Comparison of different technologies for the decipherment of the whole genome sequence of Campylobacter jejuni BfR-CA-14430

Lennard Epping; Julia C Golz; Marie-Theres Knüver; Charlotte Huber; Andrea Thürmer; Lothar H Wieler; Kerstin Stingl; Torsten Semmler

doi:10.1186/s13099-019-0340-7

Comparison of different technologies for the decipherment of the whole genome sequence of Campylobacter jejuni BfR-CA-14430

Gut Pathog. 2019 Dec 16:11:59. doi: 10.1186/s13099-019-0340-7. eCollection 2019.

Authors

Lennard Epping¹, Julia C Golz², Marie-Theres Knüver², Charlotte Huber³, Andrea Thürmer⁴, Lothar H Wieler⁴, Kerstin Stingl², Torsten Semmler¹

Affiliations

¹ 1NG1-Microbial Genomics, Robert Koch Institute, Nordufer 20, 13353 Berlin, Germany.
² 2National Reference Laboratory for Campylobacter, Department of Biological Safety, Federal Institute for Risk Assessment, Berlin, Germany.
³ 3Advanced Light and Electron Microscopy, Robert Koch Institute, Berlin, Germany.
⁴ 4Methodology and Research Infrastructure, Robert Koch Institute, Berlin, Germany.

Abstract

Background: Campylobacter jejuni is a zoonotic pathogen that infects the human gut through the food chain mainly by consumption of undercooked chicken meat, raw chicken cross-contaminated ready-to-eat food or by raw milk. In the last decades, C. jejuni has increasingly become the most common bacterial cause for food-born infections in high income countries, costing public health systems billions of euros each year. Currently, different whole genome sequencing techniques such as short-read bridge amplification and long-read single molecule real-time sequencing techniques are applied for in-depth analysis of bacterial species, in particular, Illumina MiSeq, PacBio and MinION.

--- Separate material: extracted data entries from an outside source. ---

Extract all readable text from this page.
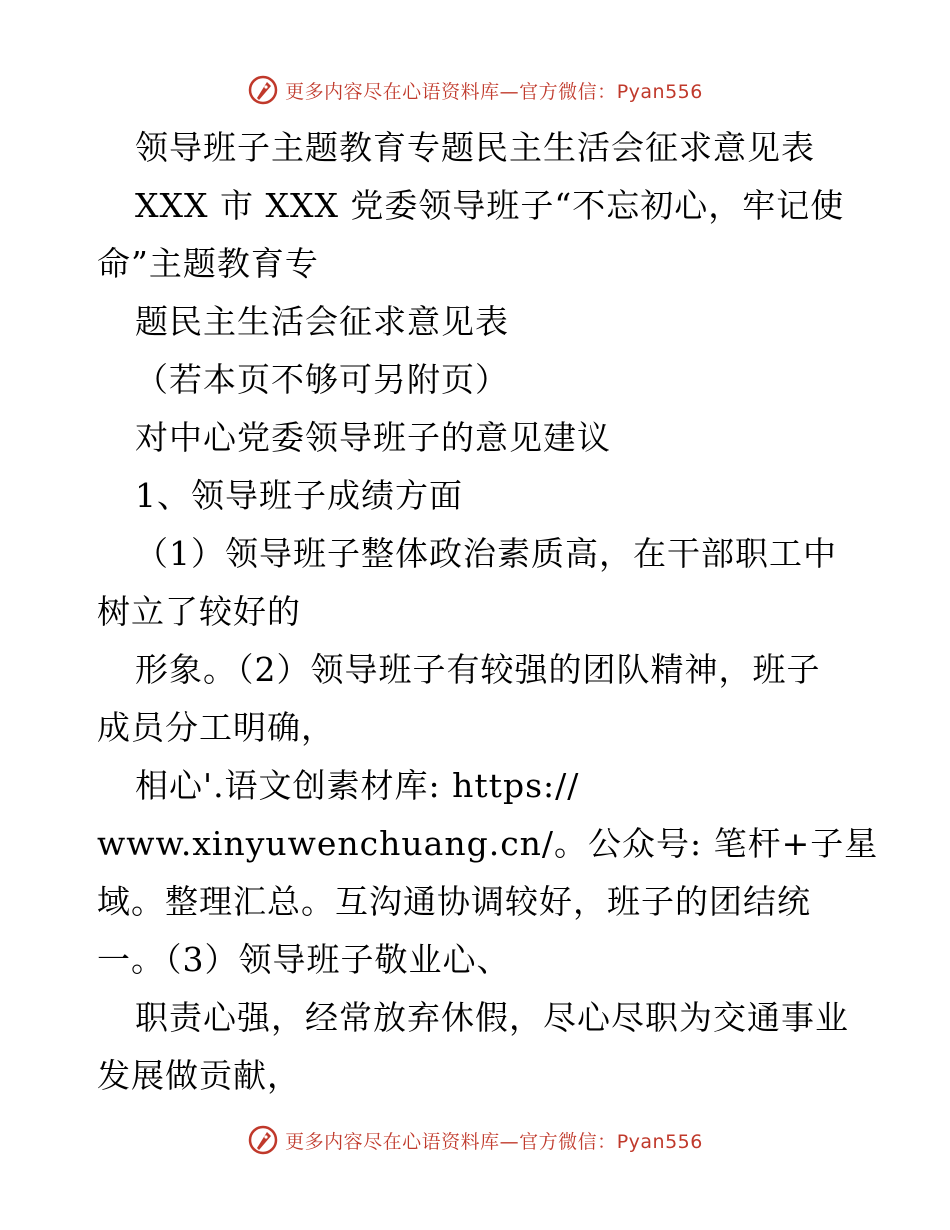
更多内容尽在心语资料库—官方微信：Pyan556
领导班子主题教育专题民主生活会征求意见表
XXX 市 XXX 党委领导班子“不忘初心，牢记使
命”主题教育专
题民主生活会征求意见表
（若本页不够可另附页）
对中心党委领导班子的意见建议
1、领导班子成绩方面
（1）领导班子整体政治素质高，在干部职工中
树立了较好的
形象。（2）领导班子有较强的团队精神，班子
成员分工明确，
相心'.语文创素材库: https://
www.xinyuwenchuang.cn/。公众号: 笔杆+子星
域。整理汇总。互沟通协调较好，班子的团结统
一。（3）领导班子敬业心、
职责心强，经常放弃休假，尽心尽职为交通事业
发展做贡献，
更多内容尽在心语资料库—官方微信：Pyan556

Results: In this study, we analyzed a recently isolated C. jejuni strain from chicken meat by short- and long-read data from Illumina, PacBio and MinION sequencing technologies. For comparability, this strain is used in the German PAC-CAMPY research consortium in several studies, including phenotypic analysis of biofilm formation, natural transformation and in vivo colonization models. The complete assembled genome sequence most likely consists of a chromosome of 1,645,980 bp covering 1665 coding sequences as well as a plasmid sequence with 41,772 bp that encodes for 46 genes. Multilocus sequence typing revealed that the strain belongs to the clonal complex CC-21 (ST-44) which is known to be involved in C. jejuni human infections, including outbreaks. Furthermore, we discovered resistance determinants and a point mutation in the DNA gyrase (gyrA) that render the bacterium resistant against ampicillin, tetracycline and (fluoro-)quinolones.

Conclusion: The comparison of Illumina MiSeq, PacBio and MinION sequencing and analyses with different assembly tools enabled us to reconstruct a complete chromosome as well as a circular plasmid sequence of the C. jejuni strain BfR-CA-14430. Illumina short-read sequencing in combination with either PacBio or MinION can substantially improve the quality of the complete chromosome and epichromosomal elements on the level of mismatches and insertions/deletions, depending on the assembly program used.

Keywords: Antibiotic resistance; Assembler comparison; Campylobacter jejuni; Hybrid assemblies; Long read sequencing.